Mr Thomas J. Richardson, the IMF senior resident representative to Uganda told The East African, a Daily Monitor sister paper that the global environment is still uncertain in the light of the prevailing debt crisis in the eurozone. Therefore it calls for strong fiscal policy that shield the economy from secondary effects of the crisis.
The debt crisis in the EU was sparked off by Greece’s failure to clear its interest obligations on government securities earlier this year, followed by similar problems in Portugal, Italy and Spain.
The crisis is expected to erode economic stability in aid recipient countries such as Uganda. Cuts in government jobs, wages and direct decreases in aggregate demand in the countries affected by the debt crisis are likely to affect Uganda’s export demand, remittances and divert aid commitments towards stimulus packages.

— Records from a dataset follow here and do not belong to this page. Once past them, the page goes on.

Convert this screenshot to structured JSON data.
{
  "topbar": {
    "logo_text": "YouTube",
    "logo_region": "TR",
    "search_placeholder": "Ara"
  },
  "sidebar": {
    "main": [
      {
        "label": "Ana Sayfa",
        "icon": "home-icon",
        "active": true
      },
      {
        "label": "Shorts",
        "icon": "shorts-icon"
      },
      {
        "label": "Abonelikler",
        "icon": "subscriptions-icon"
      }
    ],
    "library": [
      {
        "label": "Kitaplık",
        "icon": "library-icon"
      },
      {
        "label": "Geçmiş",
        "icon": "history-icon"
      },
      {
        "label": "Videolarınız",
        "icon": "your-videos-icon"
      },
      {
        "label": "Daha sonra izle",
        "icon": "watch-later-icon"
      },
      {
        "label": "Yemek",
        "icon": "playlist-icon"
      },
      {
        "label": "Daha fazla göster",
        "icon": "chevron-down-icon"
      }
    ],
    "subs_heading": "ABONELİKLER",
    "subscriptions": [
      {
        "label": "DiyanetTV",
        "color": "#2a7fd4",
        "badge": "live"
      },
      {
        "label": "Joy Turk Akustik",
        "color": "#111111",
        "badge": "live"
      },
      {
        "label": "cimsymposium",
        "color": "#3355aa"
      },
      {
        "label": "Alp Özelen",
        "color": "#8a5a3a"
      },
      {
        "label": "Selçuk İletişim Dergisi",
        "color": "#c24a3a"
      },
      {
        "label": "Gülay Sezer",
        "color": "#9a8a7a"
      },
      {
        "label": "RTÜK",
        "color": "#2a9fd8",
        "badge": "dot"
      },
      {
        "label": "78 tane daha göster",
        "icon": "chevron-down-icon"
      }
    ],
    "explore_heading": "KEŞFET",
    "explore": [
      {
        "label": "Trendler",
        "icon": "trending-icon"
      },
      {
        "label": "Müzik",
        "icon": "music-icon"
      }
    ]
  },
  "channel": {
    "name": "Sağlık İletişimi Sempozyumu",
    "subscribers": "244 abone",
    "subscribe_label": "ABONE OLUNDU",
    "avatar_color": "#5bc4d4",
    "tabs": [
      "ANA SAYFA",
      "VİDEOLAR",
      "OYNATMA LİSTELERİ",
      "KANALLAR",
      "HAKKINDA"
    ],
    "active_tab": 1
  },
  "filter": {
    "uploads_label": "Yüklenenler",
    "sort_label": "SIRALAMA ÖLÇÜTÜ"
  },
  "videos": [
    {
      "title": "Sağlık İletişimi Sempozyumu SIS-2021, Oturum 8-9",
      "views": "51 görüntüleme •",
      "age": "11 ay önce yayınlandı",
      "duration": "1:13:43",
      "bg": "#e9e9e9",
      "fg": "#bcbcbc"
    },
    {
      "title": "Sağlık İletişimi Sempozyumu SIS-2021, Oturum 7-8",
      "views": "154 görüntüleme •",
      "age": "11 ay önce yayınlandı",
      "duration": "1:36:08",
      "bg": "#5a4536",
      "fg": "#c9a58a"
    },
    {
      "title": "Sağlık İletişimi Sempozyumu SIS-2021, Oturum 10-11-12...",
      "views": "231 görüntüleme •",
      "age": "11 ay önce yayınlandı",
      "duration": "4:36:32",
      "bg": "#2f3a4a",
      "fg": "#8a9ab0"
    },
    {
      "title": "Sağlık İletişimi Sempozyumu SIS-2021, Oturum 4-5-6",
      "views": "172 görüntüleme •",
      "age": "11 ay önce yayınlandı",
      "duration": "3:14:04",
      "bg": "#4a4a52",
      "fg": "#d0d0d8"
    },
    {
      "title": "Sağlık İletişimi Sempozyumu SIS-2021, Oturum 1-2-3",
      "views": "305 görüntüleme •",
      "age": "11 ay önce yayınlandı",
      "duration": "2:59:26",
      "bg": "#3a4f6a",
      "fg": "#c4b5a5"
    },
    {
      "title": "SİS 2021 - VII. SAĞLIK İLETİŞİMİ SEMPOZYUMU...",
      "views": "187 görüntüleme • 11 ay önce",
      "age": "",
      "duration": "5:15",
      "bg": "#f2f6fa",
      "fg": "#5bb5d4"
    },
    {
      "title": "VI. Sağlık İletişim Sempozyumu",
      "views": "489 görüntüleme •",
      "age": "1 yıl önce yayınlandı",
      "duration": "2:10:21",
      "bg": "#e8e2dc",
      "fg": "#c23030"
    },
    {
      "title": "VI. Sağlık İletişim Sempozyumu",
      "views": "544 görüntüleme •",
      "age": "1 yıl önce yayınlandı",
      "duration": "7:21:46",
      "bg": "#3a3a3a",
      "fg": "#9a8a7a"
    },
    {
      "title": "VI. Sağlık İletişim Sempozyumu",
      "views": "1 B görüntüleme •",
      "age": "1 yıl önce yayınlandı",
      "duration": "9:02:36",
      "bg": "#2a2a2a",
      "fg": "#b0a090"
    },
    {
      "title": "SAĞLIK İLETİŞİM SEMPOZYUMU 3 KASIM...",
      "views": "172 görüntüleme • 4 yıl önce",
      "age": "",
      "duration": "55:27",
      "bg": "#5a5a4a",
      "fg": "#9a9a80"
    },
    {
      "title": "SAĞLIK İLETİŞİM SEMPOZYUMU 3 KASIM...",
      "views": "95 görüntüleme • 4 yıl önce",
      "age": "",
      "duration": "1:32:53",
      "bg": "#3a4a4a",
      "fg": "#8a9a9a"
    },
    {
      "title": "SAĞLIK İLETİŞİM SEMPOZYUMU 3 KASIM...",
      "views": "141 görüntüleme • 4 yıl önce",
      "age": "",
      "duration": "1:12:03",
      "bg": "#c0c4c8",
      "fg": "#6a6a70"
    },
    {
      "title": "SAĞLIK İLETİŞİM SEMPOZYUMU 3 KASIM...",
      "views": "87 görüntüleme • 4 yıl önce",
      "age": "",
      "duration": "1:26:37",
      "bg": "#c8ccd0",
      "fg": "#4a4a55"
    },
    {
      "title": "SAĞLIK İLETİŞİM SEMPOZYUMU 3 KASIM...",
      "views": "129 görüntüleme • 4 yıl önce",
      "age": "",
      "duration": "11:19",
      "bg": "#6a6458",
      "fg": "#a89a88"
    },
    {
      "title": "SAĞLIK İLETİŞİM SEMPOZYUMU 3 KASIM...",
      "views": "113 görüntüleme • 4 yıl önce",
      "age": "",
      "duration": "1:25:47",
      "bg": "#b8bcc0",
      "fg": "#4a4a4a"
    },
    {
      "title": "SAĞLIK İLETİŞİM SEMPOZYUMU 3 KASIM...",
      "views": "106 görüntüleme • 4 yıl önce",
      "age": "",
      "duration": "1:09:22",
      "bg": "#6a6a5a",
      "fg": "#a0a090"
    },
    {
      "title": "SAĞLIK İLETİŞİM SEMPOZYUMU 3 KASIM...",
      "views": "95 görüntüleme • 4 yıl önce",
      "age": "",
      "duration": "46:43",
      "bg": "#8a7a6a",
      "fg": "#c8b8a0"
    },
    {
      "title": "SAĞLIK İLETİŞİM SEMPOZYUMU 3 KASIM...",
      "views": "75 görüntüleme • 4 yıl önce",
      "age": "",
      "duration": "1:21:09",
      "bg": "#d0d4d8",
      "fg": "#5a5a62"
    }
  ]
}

The EU accounts for about 32 per cent of Uganda’s export earnings, particularly horticultural products, while African countries consume $18 billion in EU development aid annually.
Greater fiscal discipline will therefore, restrain government expenditure and ensure minimum economic shock in case of harder times in the Eurozone. Meanwhile, EU countries have mobilised about $924.5 million that will be used to rescue member states faced with fiscal distress.
Recently, Ms Syda Bbumba, Uganda’s Finance minister unveiled a budget that reflected significant aid cuts with donor support projected at only 25 per cent of total expenditure.
Total allocations to the roads sector were also slashed from Ush1.1 trillion in 2009/10 financial year to an estimated Ush0.9 trillion in the 2010/11 financial year on the back of insufficient utilisation.
Dr Richardson however, said the government needed to absorb funds in infrastructure projects in order to boost economic growth. He said: “More focus is needed in the establishment of a co-ordinated road network that comes with more efficiency and easy movement for users,” He said careful project appraisal would help to boost absorption capacity in the infrastructure sector and stimulate aggregate demand.
But in spite of the government’s willingness to support infrastructural development, improve the road network and boost electricity generation, limited absorption capacity in project implementing agencies has left much of the budgeted funds unspent.
For example, the Uganda National Roads Authority has for years been accused of underfunding proposed projects, resulting in inadequate structures, according to World Bank experts. Nevertheless, the economy is projected to grow at 6.4 per cent in the next financial year compared with 5.8 per cent this year.
In the meantime, economic fears in the EU bloc have led to massive appreciation of the US dollar against other currencies. The Uganda shilling for instance, has dropped to about Ush2,290, against the dollar in recent days.